Há algo que acontecimentos recentes, nomeadamente esta pandemia, nos demonstram, o impensável acontece, o nosso presente e futuro estão interligados, não reconhecem fronteiras, e nem todo o progresso científico e tecnológico são capazes de nos salvar. Versões mais loucas e perversas de Trump ou Bolsonaro são possibilidades. E não ignoremos as visões imperialistas, belicistas, nacionalistas e autoritárias, assentes num repugnante repúdios pelos direitos humanos universalmente consagrados, do triunvirato Putin, Erdogan e Xi JInping. E ainda a hostilidade em relação à ciência, à lógica, à racionalidade e à cultura.

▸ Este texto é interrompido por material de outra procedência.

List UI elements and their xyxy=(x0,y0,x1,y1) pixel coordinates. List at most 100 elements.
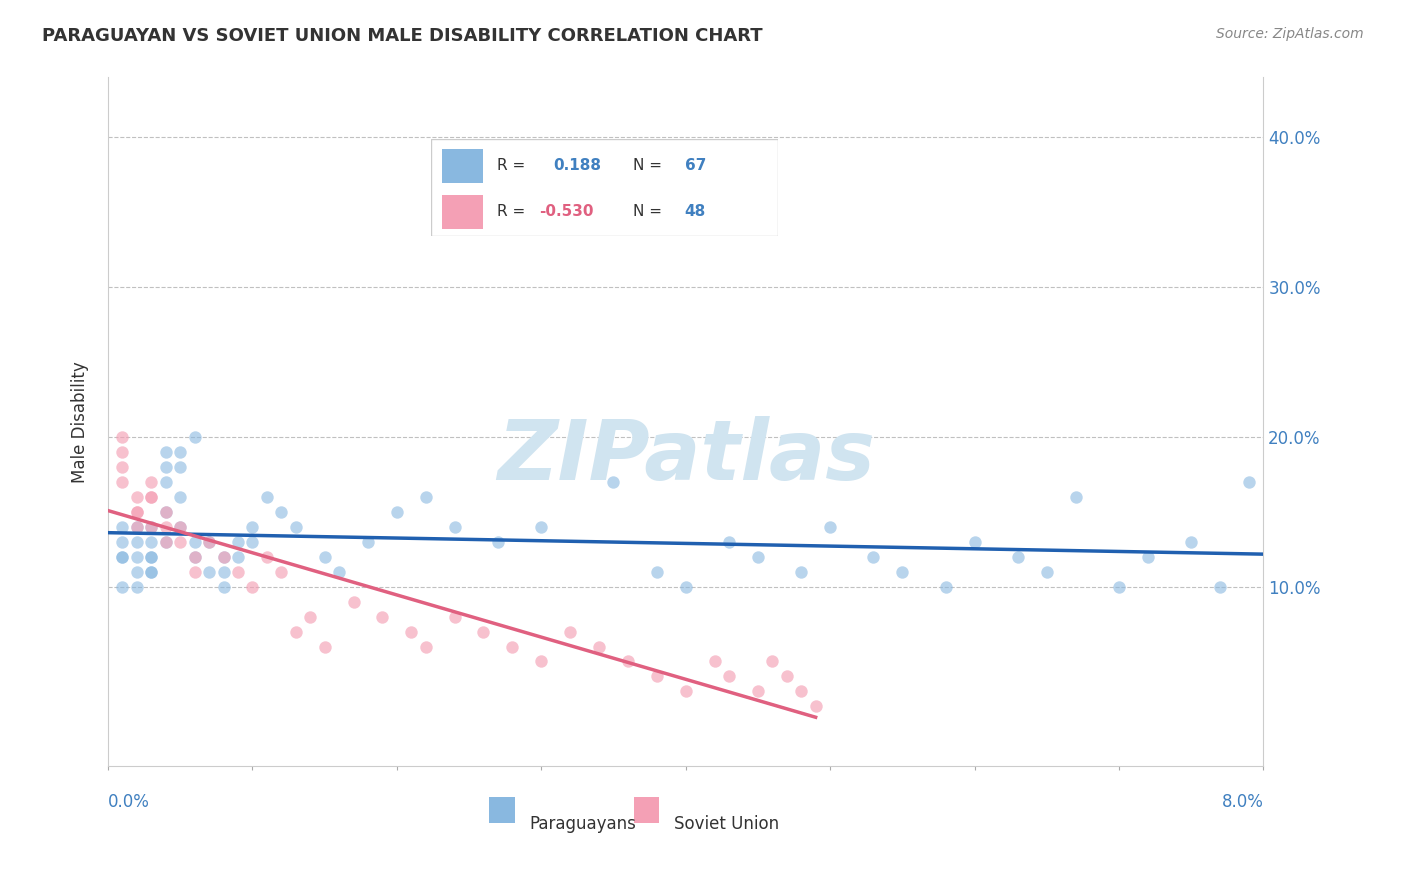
Point xyxy=(645,565,668,579)
Point xyxy=(212,565,235,579)
Point xyxy=(675,684,697,698)
Point xyxy=(111,459,134,474)
Point xyxy=(125,490,148,504)
Point xyxy=(501,640,523,654)
Point xyxy=(169,445,191,459)
Point xyxy=(125,519,148,533)
Point xyxy=(155,519,177,533)
Point xyxy=(183,549,205,564)
Point xyxy=(299,609,322,624)
Point xyxy=(169,459,191,474)
Point xyxy=(226,565,249,579)
Point xyxy=(141,549,163,564)
Point xyxy=(1035,565,1057,579)
Point xyxy=(141,565,163,579)
Point xyxy=(675,580,697,594)
Text: 8.0%: 8.0% xyxy=(1222,793,1264,812)
Point xyxy=(747,549,769,564)
Point xyxy=(111,445,134,459)
Point xyxy=(111,534,134,549)
Point xyxy=(1209,580,1232,594)
Point xyxy=(169,534,191,549)
Point xyxy=(183,549,205,564)
Text: Source: ZipAtlas.com: Source: ZipAtlas.com xyxy=(1216,27,1364,41)
Point xyxy=(1108,580,1130,594)
Point xyxy=(588,640,610,654)
Point xyxy=(141,519,163,533)
Point xyxy=(371,609,394,624)
Point xyxy=(111,430,134,444)
Point xyxy=(256,490,278,504)
Point xyxy=(226,534,249,549)
Point xyxy=(125,549,148,564)
Point xyxy=(284,519,307,533)
Point xyxy=(602,475,624,489)
Point xyxy=(935,580,957,594)
Point xyxy=(1237,475,1260,489)
Point xyxy=(111,549,134,564)
Point xyxy=(761,655,783,669)
Text: 0.0%: 0.0% xyxy=(108,793,150,812)
Point xyxy=(141,490,163,504)
Point xyxy=(862,549,884,564)
Point xyxy=(125,565,148,579)
Point xyxy=(242,580,264,594)
Point xyxy=(198,534,221,549)
Point xyxy=(155,534,177,549)
Point xyxy=(270,505,292,519)
Point xyxy=(212,549,235,564)
Point xyxy=(284,624,307,639)
Point xyxy=(242,519,264,533)
Point xyxy=(141,549,163,564)
Point xyxy=(804,699,827,714)
Point xyxy=(401,624,423,639)
Point xyxy=(155,534,177,549)
Point xyxy=(1007,549,1029,564)
Point xyxy=(125,534,148,549)
Point xyxy=(141,475,163,489)
Point xyxy=(530,655,553,669)
Point xyxy=(314,549,336,564)
Point xyxy=(1180,534,1202,549)
Y-axis label: Male Disability: Male Disability xyxy=(72,361,89,483)
Point xyxy=(703,655,725,669)
Point xyxy=(558,624,581,639)
Point xyxy=(183,565,205,579)
Point xyxy=(183,534,205,549)
Point xyxy=(717,669,740,683)
Point xyxy=(415,490,437,504)
FancyBboxPatch shape xyxy=(634,797,659,822)
Point xyxy=(125,505,148,519)
Point xyxy=(155,459,177,474)
Point xyxy=(790,684,813,698)
Point xyxy=(645,669,668,683)
Point xyxy=(242,534,264,549)
Point xyxy=(818,519,841,533)
Point xyxy=(963,534,986,549)
Point xyxy=(141,519,163,533)
Text: ZIPatlas: ZIPatlas xyxy=(496,416,875,497)
Point xyxy=(328,565,350,579)
Point xyxy=(747,684,769,698)
Point xyxy=(776,669,799,683)
Point xyxy=(141,490,163,504)
Point xyxy=(169,519,191,533)
Point xyxy=(486,534,509,549)
Point xyxy=(141,534,163,549)
Point xyxy=(183,430,205,444)
Point xyxy=(270,565,292,579)
Point xyxy=(1136,549,1159,564)
Point xyxy=(125,580,148,594)
Point xyxy=(357,534,380,549)
Point xyxy=(530,519,553,533)
Point xyxy=(891,565,914,579)
Point xyxy=(198,565,221,579)
Point xyxy=(155,505,177,519)
Point xyxy=(111,519,134,533)
Point xyxy=(212,549,235,564)
Text: Paraguayans: Paraguayans xyxy=(530,814,637,832)
Point xyxy=(1064,490,1087,504)
Text: Soviet Union: Soviet Union xyxy=(673,814,779,832)
Point xyxy=(125,505,148,519)
Point xyxy=(415,640,437,654)
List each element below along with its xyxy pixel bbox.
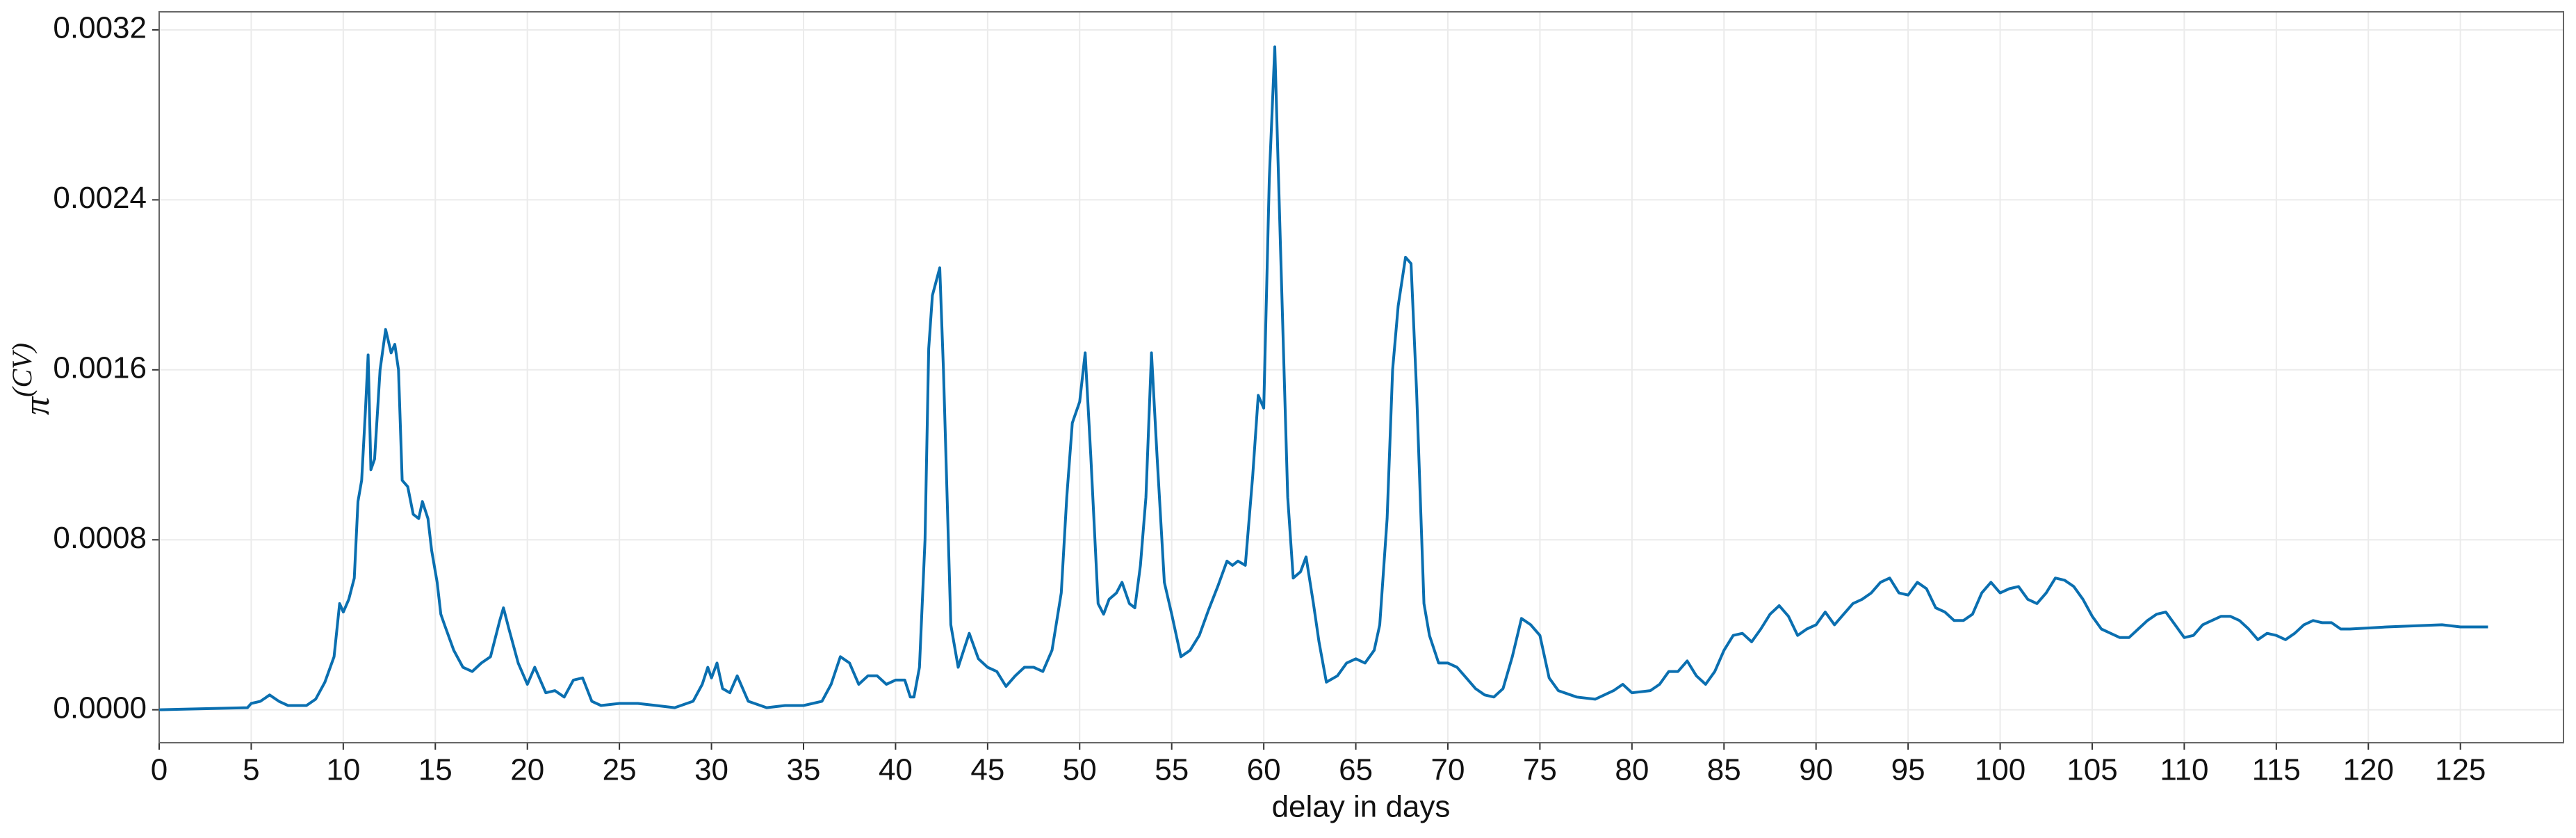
x-tick-label: 65 <box>1339 753 1373 787</box>
x-tick-label: 105 <box>2066 753 2117 787</box>
x-tick-label: 30 <box>694 753 728 787</box>
x-tick-label: 55 <box>1155 753 1189 787</box>
x-tick-label: 70 <box>1431 753 1465 787</box>
x-tick-label: 15 <box>418 753 453 787</box>
y-label-base: π <box>17 396 57 415</box>
y-tick-label: 0.0032 <box>53 11 147 45</box>
x-tick-label: 120 <box>2343 753 2394 787</box>
x-tick-label: 20 <box>510 753 544 787</box>
x-tick-label: 45 <box>970 753 1004 787</box>
x-tick-label: 35 <box>787 753 821 787</box>
x-tick-label: 50 <box>1063 753 1097 787</box>
x-tick-label: 60 <box>1247 753 1281 787</box>
x-tick-label: 40 <box>879 753 913 787</box>
x-tick-label: 10 <box>326 753 360 787</box>
x-tick-label: 80 <box>1615 753 1649 787</box>
y-axis-label: π(CV) <box>6 343 57 415</box>
x-axis-label: delay in days <box>1272 790 1451 824</box>
plot-frame <box>158 11 2564 743</box>
x-tick-label: 90 <box>1799 753 1833 787</box>
data-line <box>158 45 2488 711</box>
y-label-superscript: (CV) <box>6 343 38 397</box>
y-tick-label: 0.0016 <box>53 350 147 385</box>
x-tick-label: 100 <box>1975 753 2025 787</box>
x-tick-label: 125 <box>2435 753 2486 787</box>
x-tick-label: 25 <box>603 753 637 787</box>
x-tick-label: 110 <box>2160 753 2208 787</box>
x-tick-label: 75 <box>1523 753 1557 787</box>
x-tick-label: 115 <box>2252 753 2301 787</box>
x-tick-label: 0 <box>151 753 168 787</box>
y-tick-label: 0.0024 <box>53 181 147 215</box>
y-tick-label: 0.0008 <box>53 521 147 555</box>
y-tick-label: 0.0000 <box>53 691 147 725</box>
x-tick-label: 95 <box>1891 753 1925 787</box>
x-tick-label: 85 <box>1707 753 1741 787</box>
x-tick-label: 5 <box>243 753 259 787</box>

Não podemos permitir que a cooperação, os valores democráticos, os direitos humanos sejam pulverizados, que os algoritmos dissimulados dos gigantes da tecnologia nos manipule e influencie o nosso comportamento. Que os ataques à verdade, a imposição de “novos valores” como competir, adquirir, mentir, controlar e matar, e a obsessão pelas celebridades e marcas se normalizem, que “o viver para o momento” alimente o sentimento de impotência e iniba uma acção dotada de propósitos.

Precisamos de uma defesa radical do ser humano, o ser humano interior, ecléctico, ético e social,  de transformar o medo em esperança, de estabelecer um horizonte comum.

Ana Paula

# 2

“Há 70 000 anos, o Homo Sapiens ainda era uma animal insignificante que fazia a sua vida num canto de África. Nos milénios que se seguiram, transformou-se no senhor do mundo inteiro e num dos flagelos do ecossistema. (…)

Avançámos das canoas para as caravelas, para barcos a vapor, para vaivéns espaciais – mas ninguém sabe para onde vamos. Estamos mais poderosos do que alguma vez estivemos, mas não fazemos a mínima ideia do que fazer com esse poder. Mas pior ainda é que os humanos parecem mais irresponsáveis do que nunca. (…) Estamos, assim, a espalhar o caos sobre os nossos companheiros animais e o ecossistema envolvente, em busca de pouco mais do que o nosso próprio conforto e divertimento, sem, no entanto, nos darmos por satisfeitos” (*).

Ao que o historiador Yuval Noah Harari está a apelar-nos é a um enorme esforço de jamais nos esquecermos de que somos humanos. Antes daquelas palavras escritas no posfácio, ao terminar Sapiens – História breve da Humanidade, inquiria-se: “(…) a verdadeira questão que se nos apresenta pode já não ser ‘Em que queremos transformar-nos?’, mas antes ‘O que queremos querer?’”.

Da proposta – Chegou o momento – podemos averiguar os passos em que desejamos avançar, enquanto humanos, neste colectivo de humanidade, “companheiros animais” e “ecossistema envolvente”. De contrário, estaremos a progredir numa insatisfação permanente, visível, incontestável mesmo, nas mais comezinhas coisas dos nossos quotidianos… Poderosos, com pés de barro, como um qualquer faraó, dependente dos seus apaniguados, ou ainda um general romano, escoltado por aqueles que, a todo o momento, o poderiam apunhalar.

É chegado o momento – até porque a consciência da impossibilidade de uma vivência solitária e errática já é irrecusável –, e a experiência de uma desconfiança pandémica, entre sociedades e nações, tão bem expressa na falta de confiança entre indivíduos, grupos políticos e económicos, e também culturais…

Chegou o momento…

De estabelecermos em conjunto as bases de um novo mundo…

Só em conjunto, pela interdependência de comunhão, seremos capazes de satisfazer humanamente esta urgência do(s) nosso(s) relacionamento(s) com todos os seres vivos, partilhemos estes princípios a fim de criar uma consciência global.